What to Do When Initial Guideline-Directed Medical Therapy Has Not Achieved Euvolemia in Heart Failure with Reduced Ejection Fraction
This protocol applies to patients with heart failure with reduced ejection fraction (HFrEF) who have been started on optimised guideline-directed medical therapy (GDMT) but have not yet eliminated clinical evidence of fluid retention and achieved stable euvolemia — the primary goal set for that first line of treatment.
Why escalation is triggered
First-line management initiates all four foundational drug classes of GDMT and, when congestion is present, adds a loop diuretic. If clinical evidence of fluid retention persists and euvolemia is not maintained, this protocol defines the next structured step.
Next-step approach (partial overview)
For patients already on optimised GDMT, the protocol selects additional targeted medical agents based on specific physiological criteria and symptom burden, and evaluates eligibility for device-based interventions. The full criteria, agent selection, and sequencing are contained in the complete structured protocol.
References
DOI: 10.1161/CIR.0000000000001063
- For patients with symptomatic (NYHA class II to III) stable chronic HFrEF (LVEF ≤35%) who are receiving GDMT, including a beta blocker at maximum tolerated dose, and who are in sinus rhythm with a heart rate of ≥70 bpm at rest, ivabradine can be beneficial to reduce HF hospitalizations and cardiovascular death.
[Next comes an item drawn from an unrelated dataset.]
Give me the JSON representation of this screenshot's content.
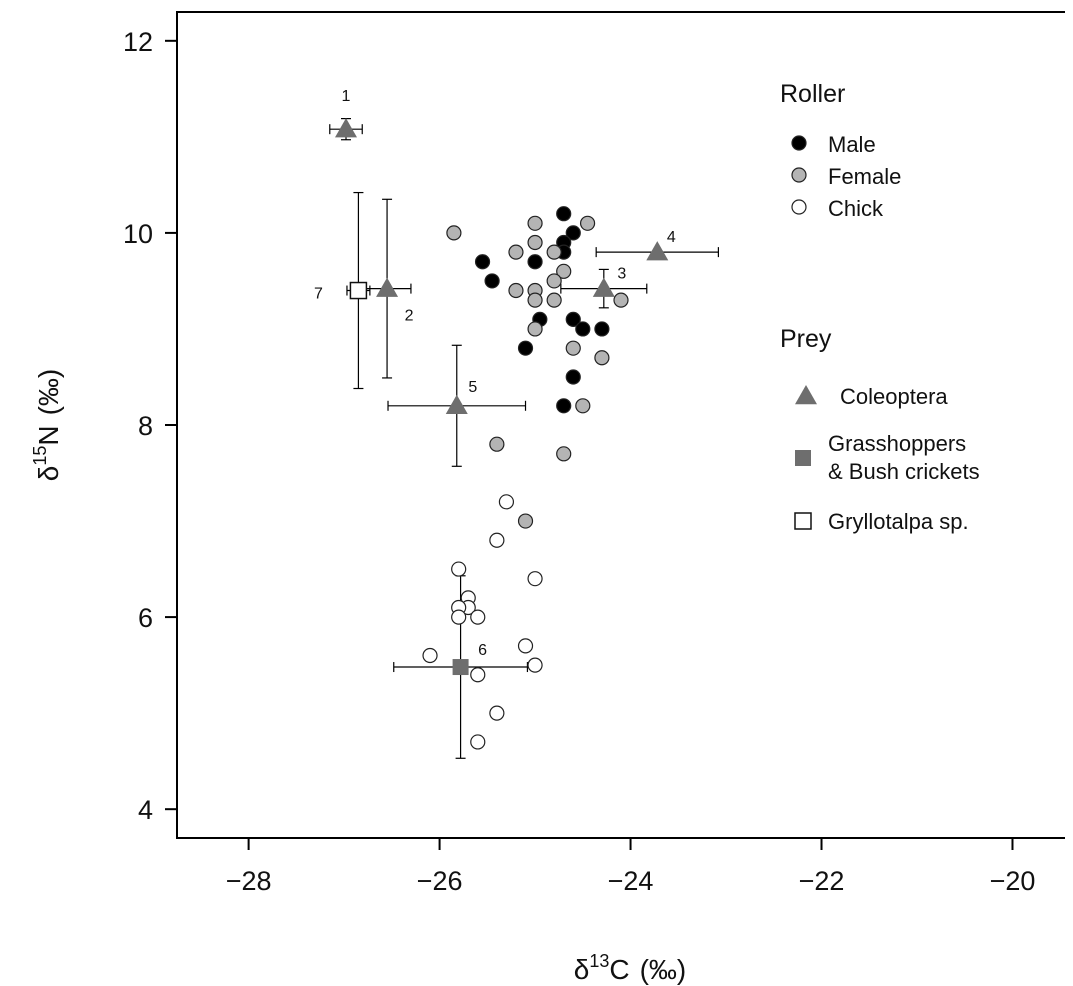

- In patients with symptomatic HFrEF despite GDMT (or who are unable to tolerate GDMT), digoxin might be considered to decrease hospitalizations for HF.
- In selected high-risk patients with HFrEF and recent worsening of HF already on GDMT, an oral soluble guanylate cyclase stimulator (vericiguat) may be considered to reduce HF hospitalization and cardiovascular death.
- In patients with nonischemic DCM or ischemic heart disease at least 40 days post-MI with LVEF ≤35% and NYHA class II or III symptoms on chronic GDMT, who have reasonable expectation of meaningful survival for >1 year, ICD therapy is recommended for primary prevention of SCD to reduce total mortality.
- For patients who have LVEF ≤35%, sinus rhythm, left bundle branch block (LBBB) with a QRS duration ≥150 ms, and NYHA class II, III, or ambulatory IV symptoms on GDMT, CRT is indicated to reduce total mortality, reduce hospitalizations, and improve symptoms and QOL.